Appendix A. Mean Percentage Recall Rates for Experiments 2–4, Divided by Valence

EXPERIMENT 2
YA		Think	Control	No-Think
	Positive	94.7 (1.5)	90.2 (3.9)	89.4 (3.7)
	Negative	96.2 (1.1)	94.4 (3.0)	94.7 (1.5)
	Neutral	96.9 (1.0)	94.7 (1.5)	92.5 (1.7)
OA		Think	Control	No-Think
	Positive	73.3 (2.9)	69.1 (4.6)	65.4 (4.5)
	Negative	77.1 (3.2)	72.2 (4.4)	65.4 (4.5)
	Neutral	73.2 (3.1)	69.1 (3.5)	65.0 (3.1)
EXPERIMENT 3 (TRADITIONAL)
YA		Think	Control	No-Think
	Positive	87.4 (3.4)	82.2 (4.4)	75.3 (4.0)
	Negative	85.2 (3.8)	80.7 (3.6)	77.4 (4.1)
	Neutral	86.3 (2.7)	80.5 (3.7)	79.1 (3.9)
OA		Think	Control	No-Think
	Positive	78.4 (4.0)	59.7 (5.1)	67.7 (5.1)
	Negative	74.5 (4.1)	73.1 (5.8)	62.5 (5.2)
	Neutral	73.0 (3.7)	72.8 (4.2)	67.5 (3.9)
EXPERIMENT 3 (PROBE)
YA		Think	Control	No-Think
	Positive	68.4 (3.3)	75.1 (4.9)	64.9 (3.0)
	Negative	71.5 (3.4)	68.8 (6.1)	61.7 (7.1)
	Neutral	60.5 (4.0)	55.0 (4.5)	53.4 (3.4)
OA		Think	Control	No-Think
	Positive	77.9 (4.9)	78.3 (5.6)	60.6 (3.7)
	Negative	70.2 (4.4)	73.3 (5.5)	63.8 (6.1)
	Neutral	65.9 (4.9)	60.8 (5.3)	58.3 (3.4)
EXPERIMENT 4 (TRADITIONAL)
YA		Think	Control	No-Think
	Positive	89.6 (3.5)	83.3 (4.0)	69.0 (5.2)
	Negative	87.6 (5.3)	82.8 (4.7)	73.8 (5.1)
	Neutral	88.5 (2.9)	84.0 (4.1)	67.1 (5.3)
EXPERIMENT 4 (PROBE)
YA		Think	Control	No-Think
	Positive	78.1 (3.1)	79.1 (4.1)	67.3 (7.0)
	Negative	71.1 (3.9)	68.1 (4.6)	59.3 (7.7)
	Neutral	64.0 (3.2)	61.7 (5.1)	47.8 (4.0)

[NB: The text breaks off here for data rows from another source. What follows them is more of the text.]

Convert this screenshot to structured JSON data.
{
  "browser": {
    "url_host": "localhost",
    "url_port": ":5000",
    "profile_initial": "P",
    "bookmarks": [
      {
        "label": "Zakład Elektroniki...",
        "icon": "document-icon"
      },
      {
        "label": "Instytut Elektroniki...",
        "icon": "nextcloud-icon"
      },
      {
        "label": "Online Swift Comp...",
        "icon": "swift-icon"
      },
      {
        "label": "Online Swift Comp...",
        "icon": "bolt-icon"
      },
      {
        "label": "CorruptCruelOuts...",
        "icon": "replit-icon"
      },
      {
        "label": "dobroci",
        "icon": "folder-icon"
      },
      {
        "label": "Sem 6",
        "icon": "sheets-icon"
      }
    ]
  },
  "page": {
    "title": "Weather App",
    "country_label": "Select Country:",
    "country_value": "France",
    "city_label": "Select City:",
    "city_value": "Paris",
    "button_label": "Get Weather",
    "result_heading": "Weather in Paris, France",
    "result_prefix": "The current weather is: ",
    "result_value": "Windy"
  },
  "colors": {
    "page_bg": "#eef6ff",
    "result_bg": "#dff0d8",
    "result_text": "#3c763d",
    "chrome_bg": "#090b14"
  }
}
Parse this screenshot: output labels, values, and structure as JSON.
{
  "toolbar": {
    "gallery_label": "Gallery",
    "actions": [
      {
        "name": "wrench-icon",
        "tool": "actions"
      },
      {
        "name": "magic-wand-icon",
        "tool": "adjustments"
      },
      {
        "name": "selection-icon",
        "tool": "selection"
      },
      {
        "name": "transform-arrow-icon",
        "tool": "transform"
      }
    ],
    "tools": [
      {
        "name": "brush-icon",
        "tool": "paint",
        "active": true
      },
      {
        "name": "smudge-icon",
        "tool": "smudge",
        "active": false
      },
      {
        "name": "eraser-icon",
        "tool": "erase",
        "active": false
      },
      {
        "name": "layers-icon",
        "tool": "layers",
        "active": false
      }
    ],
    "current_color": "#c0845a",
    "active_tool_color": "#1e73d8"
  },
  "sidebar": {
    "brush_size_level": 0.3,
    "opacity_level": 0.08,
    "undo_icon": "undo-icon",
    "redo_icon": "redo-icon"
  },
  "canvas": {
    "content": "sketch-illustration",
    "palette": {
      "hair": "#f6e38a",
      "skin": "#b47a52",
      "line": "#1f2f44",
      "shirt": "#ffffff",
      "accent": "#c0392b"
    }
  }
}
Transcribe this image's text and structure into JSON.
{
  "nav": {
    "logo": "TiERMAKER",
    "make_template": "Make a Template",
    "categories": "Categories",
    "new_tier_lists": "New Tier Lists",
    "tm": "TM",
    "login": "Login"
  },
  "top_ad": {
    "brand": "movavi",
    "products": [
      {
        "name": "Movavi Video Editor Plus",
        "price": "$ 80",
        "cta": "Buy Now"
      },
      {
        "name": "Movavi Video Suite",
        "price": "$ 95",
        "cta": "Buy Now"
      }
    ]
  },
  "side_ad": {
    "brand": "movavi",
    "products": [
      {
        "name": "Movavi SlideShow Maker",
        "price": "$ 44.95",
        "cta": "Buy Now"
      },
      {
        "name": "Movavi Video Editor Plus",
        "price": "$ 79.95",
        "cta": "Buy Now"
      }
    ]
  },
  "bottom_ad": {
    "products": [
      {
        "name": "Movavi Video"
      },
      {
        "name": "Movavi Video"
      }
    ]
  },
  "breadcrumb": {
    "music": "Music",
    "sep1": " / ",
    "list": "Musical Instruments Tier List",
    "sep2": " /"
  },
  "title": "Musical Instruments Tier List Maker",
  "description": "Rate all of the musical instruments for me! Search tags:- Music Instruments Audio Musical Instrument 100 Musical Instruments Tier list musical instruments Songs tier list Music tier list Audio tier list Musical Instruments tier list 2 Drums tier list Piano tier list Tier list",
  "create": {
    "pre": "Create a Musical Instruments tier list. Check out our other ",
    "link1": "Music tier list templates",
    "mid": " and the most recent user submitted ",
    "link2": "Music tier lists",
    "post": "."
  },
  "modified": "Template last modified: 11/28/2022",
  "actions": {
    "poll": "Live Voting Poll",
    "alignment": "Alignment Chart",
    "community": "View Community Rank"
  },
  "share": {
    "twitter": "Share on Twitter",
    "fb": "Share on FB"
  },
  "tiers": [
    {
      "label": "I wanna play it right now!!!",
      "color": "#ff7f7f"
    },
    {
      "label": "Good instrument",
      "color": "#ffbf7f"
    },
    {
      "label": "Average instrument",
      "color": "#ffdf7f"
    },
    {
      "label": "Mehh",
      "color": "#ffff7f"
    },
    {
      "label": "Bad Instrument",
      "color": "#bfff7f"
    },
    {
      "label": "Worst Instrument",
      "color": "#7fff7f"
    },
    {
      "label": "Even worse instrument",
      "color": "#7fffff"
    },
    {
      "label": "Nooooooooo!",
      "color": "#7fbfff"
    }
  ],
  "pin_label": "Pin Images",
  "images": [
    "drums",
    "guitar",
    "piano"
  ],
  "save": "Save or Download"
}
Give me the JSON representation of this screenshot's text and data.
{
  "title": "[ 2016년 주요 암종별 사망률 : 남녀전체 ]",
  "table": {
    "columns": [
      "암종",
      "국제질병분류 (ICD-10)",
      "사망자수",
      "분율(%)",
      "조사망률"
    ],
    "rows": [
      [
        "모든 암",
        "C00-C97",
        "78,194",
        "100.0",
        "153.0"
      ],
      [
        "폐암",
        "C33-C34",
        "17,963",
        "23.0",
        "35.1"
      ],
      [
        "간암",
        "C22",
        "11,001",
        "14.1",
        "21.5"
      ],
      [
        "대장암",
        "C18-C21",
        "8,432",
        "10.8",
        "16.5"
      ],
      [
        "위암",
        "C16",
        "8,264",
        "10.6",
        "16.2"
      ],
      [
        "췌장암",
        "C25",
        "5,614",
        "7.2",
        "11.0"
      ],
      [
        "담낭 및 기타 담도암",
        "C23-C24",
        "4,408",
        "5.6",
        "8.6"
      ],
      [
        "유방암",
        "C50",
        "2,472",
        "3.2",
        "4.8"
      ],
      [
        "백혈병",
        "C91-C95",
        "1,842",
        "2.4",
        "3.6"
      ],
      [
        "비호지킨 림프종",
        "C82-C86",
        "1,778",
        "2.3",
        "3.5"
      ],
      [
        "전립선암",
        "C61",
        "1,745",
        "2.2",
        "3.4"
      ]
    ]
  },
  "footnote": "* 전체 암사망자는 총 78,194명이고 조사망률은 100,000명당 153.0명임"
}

Appendix B. Comparison of our older adult sample to older adults from other directed forgetting paradigms

Scores for cognitive tasks have been obtained, where published, from publications cited by Titz & Verhaeghen (2010). The t-test for age includes all publications cited in the Titz & Verhaeghen meta-analysis.

	Our mean	Other mean	t	p
Age (Titz & Verhaeghen 2010) (n=695)	73.7 (13.2)	71.4 (8.9)	1.82	0.07
Shipley vocab (Sahakyan et al. 2008) (n=175)	36.2 (2.4)	35.8 (2.9)	0.98	0.33
Gen. naming (Sahakyan et al. 2008) (n=149)	48.6 (13.5)	52.2 (14.5)	1.47	0.14
Generative naming (Zacks et al. 1996)*	48.6 (13.5)	52.3
Digit span (Zellner & Bauml 2006) (n=175)	14.3 (1.9)	14.7 (3.3)	1.04	0.30

^*No statistical test could be performed because there was no reported standard deviation for the generative naming measure.